Anda di halaman 1dari 7

Hipertensi Lansia

1) pengertian Hipertensi Pada Lansia


Hipertensi dicirikan dengan peningkatan tekanan darah diastolik dan sistolik yang
intermiten atau menetap.Pada populasi lansia, hipertensi didefinisikan sebagai tekanan sistolik
160 mmHg dan tekanan diastolik 90 mmHg. (Smeltzer,2001).Menurut WHO ( 1978 ), tekanan
darah sama dengan atau diatas 160 / 95 mmHg dinyatakan sebagai hipertensi.
Pada Populasi manula, hipertensi didefinisikan sebagai tekanan sistolik 160 mmHg dan tekanan
diastolik 90 mmHg (Brunner & Suddarth, 1996)

2) Klasifikasi Hipertensi Pada Lansia


Berdasarkan etiologinya, hipertensi dibagi menjadi :
1. Hipertensi primer atau esensial
Penyebab pasti masih belum diketahui. Jenis ini adalah yang terbanyak, yaitu sekitar 90-95%
dari seluruh pasien hipertensi. Riwayat keluarga,obesitas,diit tinggi natrium,lemak jenuh dan
penuaan adalah faktor pendukung.
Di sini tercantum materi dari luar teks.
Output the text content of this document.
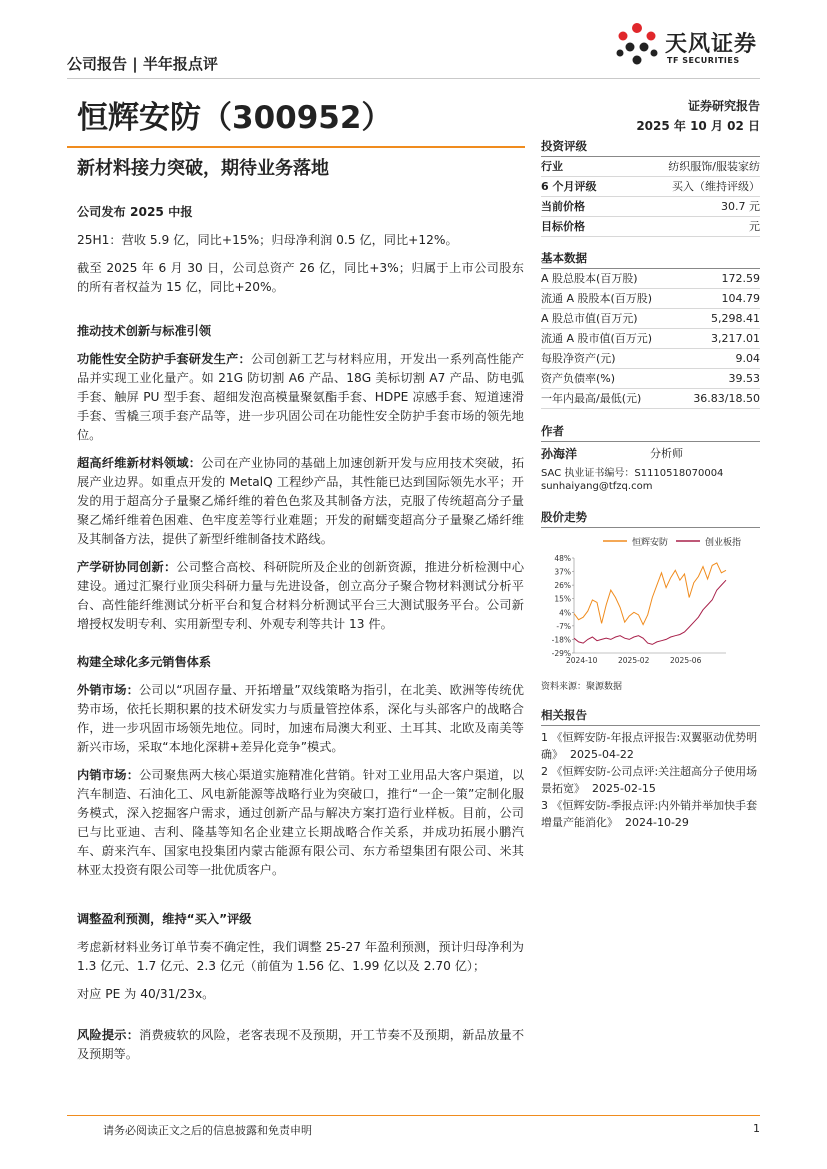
公司报告 | 半年报点评
天风证券
TF SECURITIES
恒辉安防（300952）	证券研究报告
2025 年 10 月 02 日
新材料接力突破，期待业务落地

公司发布 2025 中报

25H1：营收 5.9 亿，同比+15%；归母净利润 0.5 亿，同比+12%。

截至 2025 年 6 月 30 日，公司总资产 26 亿，同比+3%；归属于上市公司股东的所有者权益为 15 亿，同比+20%。

推动技术创新与标准引领

功能性安全防护手套研发生产：公司创新工艺与材料应用，开发出一系列高性能产品并实现工业化量产。如 21G 防切割 A6 产品、18G 美标切割 A7 产品、防电弧手套、触屏 PU 型手套、超细发泡高模量聚氨酯手套、HDPE 凉感手套、短道速滑手套、雪橇三项手套产品等，进一步巩固公司在功能性安全防护手套市场的领先地位。

超高纤维新材料领域：公司在产业协同的基础上加速创新开发与应用技术突破，拓展产业边界。如重点开发的 MetalQ 工程纱产品，其性能已达到国际领先水平；开发的用于超高分子量聚乙烯纤维的着色色浆及其制备方法，克服了传统超高分子量聚乙烯纤维着色困难、色牢度差等行业难题；开发的耐蠕变超高分子量聚乙烯纤维及其制备方法，提供了新型纤维制备技术路线。

产学研协同创新：公司整合高校、科研院所及企业的创新资源，推进分析检测中心建设。通过汇聚行业顶尖科研力量与先进设备，创立高分子聚合物材料测试分析平台、高性能纤维测试分析平台和复合材料分析测试平台三大测试服务平台。公司新增授权发明专利、实用新型专利、外观专利等共计 13 件。

构建全球化多元销售体系

外销市场：公司以“巩固存量、开拓增量”双线策略为指引，在北美、欧洲等传统优势市场，依托长期积累的技术研发实力与质量管控体系，深化与头部客户的战略合作，进一步巩固市场领先地位。同时，加速布局澳大利亚、土耳其、北欧及南美等新兴市场，采取“本地化深耕+差异化竞争”模式。

内销市场：公司聚焦两大核心渠道实施精准化营销。针对工业用品大客户渠道，以汽车制造、石油化工、风电新能源等战略行业为突破口，推行“一企一策”定制化服务模式，深入挖掘客户需求，通过创新产品与解决方案打造行业样板。目前，公司已与比亚迪、吉利、隆基等知名企业建立长期战略合作关系，并成功拓展小鹏汽车、蔚来汽车、国家电投集团内蒙古能源有限公司、东方希望集团有限公司、米其林亚太投资有限公司等一批优质客户。

调整盈利预测，维持“买入”评级

考虑新材料业务订单节奏不确定性，我们调整 25-27 年盈利预测，预计归母净利为 1.3 亿元、1.7 亿元、2.3 亿元（前值为 1.56 亿、1.99 亿以及 2.70 亿）；

对应 PE 为 40/31/23x。

风险提示：消费疲软的风险，老客表现不及预期，开工节奏不及预期，新品放量不及预期等。

投资评级
行业	纺织服饰/服装家纺
6 个月评级	买入（维持评级）
当前价格	30.7 元
目标价格	元
基本数据
A 股总股本(百万股)	172.59
流通 A 股股本(百万股)	104.79
A 股总市值(百万元)	5,298.41
流通 A 股市值(百万元)	3,217.01
每股净资产(元)	9.04
资产负债率(%)	39.53
一年内最高/最低(元)	36.83/18.50
作者
孙海洋	分析师
SAC 执业证书编号：S1110518070004
sunhaiyang@tfzq.com
股价走势
48%
37%
26%
15%
4%
-7%
-18%
-29%
2024-10	2025-02	2025-06
恒辉安防	创业板指
资料来源：聚源数据
相关报告
1 《恒辉安防-年报点评报告:双翼驱动优势明确》 2025-04-22
2 《恒辉安防-公司点评:关注超高分子使用场景拓宽》 2025-02-15
3 《恒辉安防-季报点评:内外销并举加快手套增量产能消化》 2024-10-29
请务必阅读正文之后的信息披露和免责申明	1
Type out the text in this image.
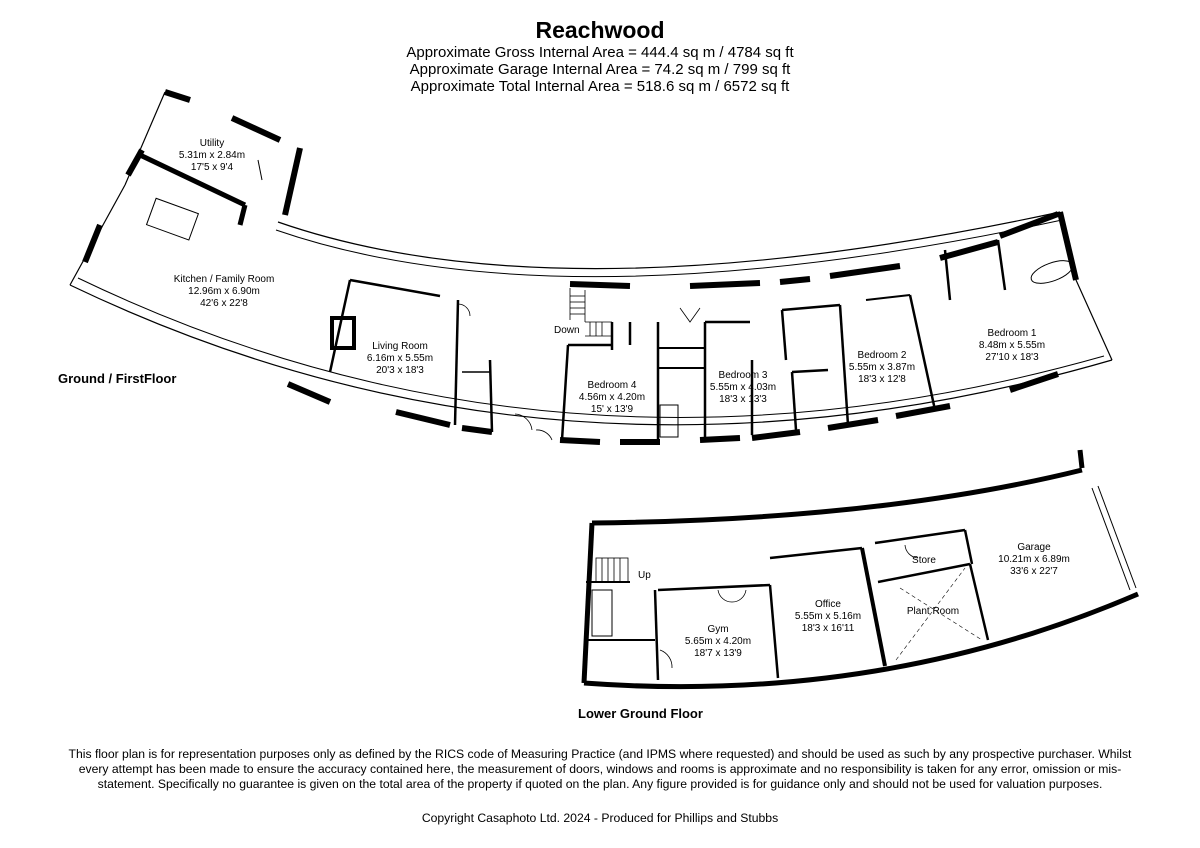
Reachwood
Approximate Gross Internal Area = 444.4 sq m / 4784 sq ft
Approximate Garage Internal Area = 74.2 sq m / 799 sq ft
Approximate Total Internal Area = 518.6 sq m / 6572 sq ft
Utility
5.31m x 2.84m
17'5 x 9'4
Kitchen / Family Room
12.96m x 6.90m
42'6 x 22'8
Living Room
6.16m x 5.55m
20'3 x 18'3
Bedroom 4
4.56m x 4.20m
15' x 13'9
Bedroom 3
5.55m x 4.03m
18'3 x 13'3
Bedroom 2
5.55m x 3.87m
18'3 x 12'8
Bedroom 1
8.48m x 5.55m
27'10 x 18'3
Down
Ground / FirstFloor
Gym
5.65m x 4.20m
18'7 x 13'9
Office
5.55m x 5.16m
18'3 x 16'11
Garage
10.21m x 6.89m
33'6 x 22'7
Store
Plant Room
Up
Lower Ground Floor
This floor plan is for representation purposes only as defined by the RICS code of Measuring Practice (and IPMS where requested) and should be used as such by any prospective purchaser. Whilst every attempt has been made to ensure the accuracy contained here, the measurement of doors, windows and rooms is approximate and no responsibility is taken for any error, omission or mis-statement. Specifically no guarantee is given on the total area of the property if quoted on the plan. Any figure provided is for guidance only and should not be used for valuation purposes.
Copyright Casaphoto Ltd. 2024 - Produced for Phillips and Stubbs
Walaupun faktor genetik sepertinya sangat berhubungan
dengan hipertensi primer, tapi mekanisme pastinya masih belum diketahui.

2. Hipertensi sekunder
Hipertensi sekunder akibat penyakit ginjal atau penyebab yang terindentifikasi lainya. Hipertensi
yang penyebabnya diketahui seperti hipertensi renovaskuler, feokromositoma, sindrom cushing,
aldosteronisme primer, dan obat-obatan, yaitu sekitar 2-10% dari seluruh pasien hipertensi.

Berdasarkan Pedoman Joint National Committee 7

Kategori Sistolik (mmHg) Diastolik (mmHg)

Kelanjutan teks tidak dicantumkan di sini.